Economy flights, attendance fee and accommodation will be paid for both the winner and the accompanying person.
- The logo concept should be reflective of the 2014 conference destination, Melbourne, AND/OR Australia, AND/OR the Asia Pacific region
- It should incorporate the well known ‘AIDS ribbon’
- It should reflect the conference principles of inclusiveness, participation and gender equality
- It should be conceptual rather than literal
- The logo should include:
- The abbreviated name of the conference “AIDS 2014”, the words “20th International AIDS Conference”, and “Melbourne, Australia” as well as the date (20-25 July 2014);
- The logo should in no way include elements of the International AIDS Society or any of the local or international partner logos. In addition, it should not be visually similar to previous conference logos (see below the most recent examples).

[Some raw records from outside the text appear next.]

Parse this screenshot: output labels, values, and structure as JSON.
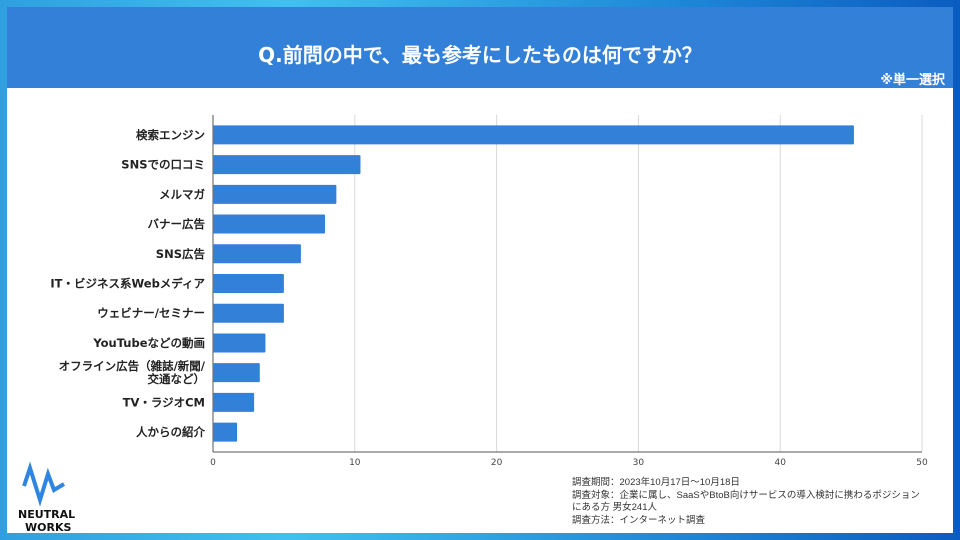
{
  "header": {
    "title": "Q.前問の中で、最も参考にしたものは何ですか？",
    "note": "※単一選択"
  },
  "chart_data": {
    "type": "bar",
    "orientation": "horizontal",
    "categories": [
      "検索エンジン",
      "SNSでの口コミ",
      "メルマガ",
      "バナー広告",
      "SNS広告",
      "IT・ビジネス系Webメディア",
      "ウェビナー/セミナー",
      "YouTubeなどの動画",
      "オフライン広告（雑誌/新聞/\n交通など）",
      "TV・ラジオCM",
      "人からの紹介"
    ],
    "values": [
      45.2,
      10.4,
      8.7,
      7.9,
      6.2,
      5.0,
      5.0,
      3.7,
      3.3,
      2.9,
      1.7
    ],
    "xlim": [
      0,
      50
    ],
    "xticks": [
      0,
      10,
      20,
      30,
      40,
      50
    ],
    "grid": true,
    "bar_color": "#3380d8"
  },
  "survey": {
    "lines": [
      "調査期間：2023年10月17日～10月18日",
      "調査対象：企業に属し、SaaSやBtoB向けサービスの導入検討に携わるポジション",
      "にある方  男女241人",
      "調査方法：インターネット調査"
    ]
  },
  "logo": {
    "text_line1": "NEUTRAL",
    "text_line2": "WORKS",
    "color": "#2f86e0"
  }
}
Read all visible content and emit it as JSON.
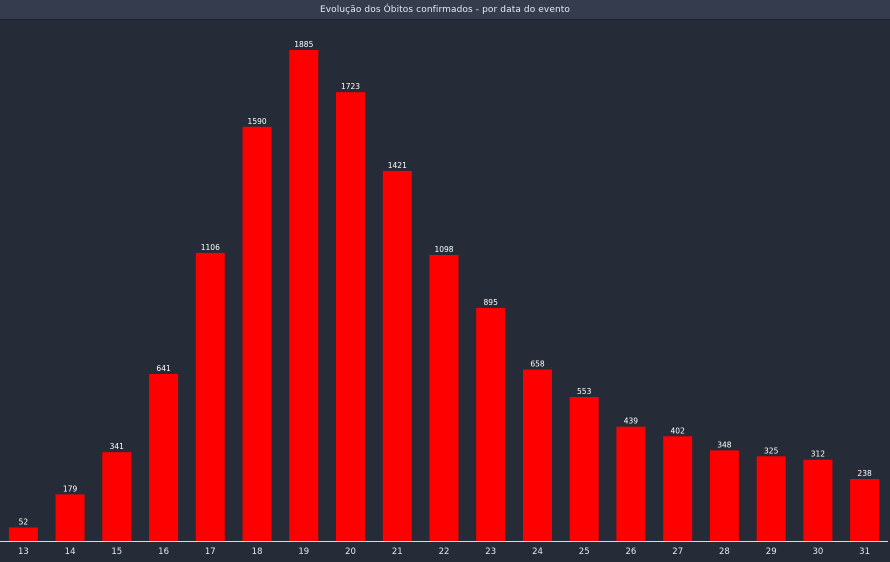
{
  "title": "Evolução dos Óbitos confirmados - por data do evento",
  "colors": {
    "background": "#262b38",
    "title_bar": "#353c4d",
    "bar": "#ff0000",
    "axis": "#d8dbe2",
    "text": "#ffffff"
  },
  "chart_data": {
    "type": "bar",
    "title": "Evolução dos Óbitos confirmados - por data do evento",
    "categories": [
      "13",
      "14",
      "15",
      "16",
      "17",
      "18",
      "19",
      "20",
      "21",
      "22",
      "23",
      "24",
      "25",
      "26",
      "27",
      "28",
      "29",
      "30",
      "31"
    ],
    "values": [
      52,
      179,
      341,
      641,
      1106,
      1590,
      1885,
      1723,
      1421,
      1098,
      895,
      658,
      553,
      439,
      402,
      348,
      325,
      312,
      238
    ],
    "data_labels": true,
    "ylim": [
      0,
      1885
    ],
    "grid": false,
    "legend": "none"
  }
}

- The logo concept should work well on white and coloured backgrounds and be easily adaptable for use on the website and in social media platforms, as well as for animation purposes. For that reason, we suggest the logo should work in a squared box (e.g., the Facebook or Twitter picture box), in both a portrait and landscape format and that should have a maximum of 2 colours.
Copyright and Usage
Please note that IAS will retain the copyright for any artwork selected for use as the AIDS 2014 logo.
Following the logo selection, the chosen design has been further developed with a complete graphic profile by a design agency based in Melbourne.